Vice President Receives Wave of Apologies
Shooting an attorney means never having to say you're sorry
Special to The WitList
20 February 2006 -- 16:45 GMT
CORPUS CHRISTI, TX -- Recovering gunshot victim Harry Whittington apologized for stepping in front of Dick Cheney's .28 gauge shotgun last week. The 78-year-old attorney said it wasn't the vice president's fault if Whittington was just a magnet for birdshot.
Whittington's admission of guilt caused other critics of the vice president to offer apologies of their own.
Vermont Senator Patrick Leahy apologized to the vice president for accidentally stepping in front of him as he fired off an insult in June 2004. Mr. Cheney's retort -- which suggested the senator perform an anatomically impossible act -- was actually aimed at a covey of schoolchildren that had been flushed from the Senate Gallery.
The news media offered an apology to the White House, saying it should have simply taken the word of designated eyewitness/spokeswoman Katherine Armstrong, even though she didn't actually witness the event in question and offered conflicting accounts.

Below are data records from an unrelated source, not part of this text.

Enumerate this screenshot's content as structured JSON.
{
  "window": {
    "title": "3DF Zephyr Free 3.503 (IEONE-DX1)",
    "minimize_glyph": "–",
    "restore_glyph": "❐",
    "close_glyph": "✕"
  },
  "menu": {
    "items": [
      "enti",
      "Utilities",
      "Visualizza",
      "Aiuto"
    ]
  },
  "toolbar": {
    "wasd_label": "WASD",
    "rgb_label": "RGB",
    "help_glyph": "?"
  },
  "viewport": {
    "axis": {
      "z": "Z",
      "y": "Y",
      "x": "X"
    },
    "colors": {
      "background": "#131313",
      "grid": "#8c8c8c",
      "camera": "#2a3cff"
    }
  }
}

The media also said it would accept Fox News as the official conduit for all White House statements.
The people of Iraq offered a collective apology to the vice president for failing to greet the American troops as liberators. A spokesperson said being turned from a modern society into a medieval one overnight had dampened the Iraqis' enthusiasm, but it was really all their own fault parts of the country still had no electricity, clean water, or working toilets nearly three years after the invasion.
In a taped statement left at the offices of Al Jazeera, Iraq's insurgents apologized to the vice president for failing to stick to his timetable for withdrawal. The insurgents said they'd intended to wrap up operations last spring, but after the vice president declared the insurgency "in its final throes," some rebels vowed to keep fighting for another 10 years.
Inmates at Guantanamo Bay blame themselves for being incarcerated, tortured, and held for years without being charged with a crime. "We should not have been born Arabs," said one detainee between bouts of waterboarding. "That was stupid stupid stupid."
Finally, the vice president issued another apology, his second within the past 65 years, during which he apologized for apologizing.
"Seeing my reputation fall like that was one of the worst days of my life," Mr. Cheney admitted in a conversation with Fox anchor Brit Hume. "It was wrong to say I was wrong. It won't happen again."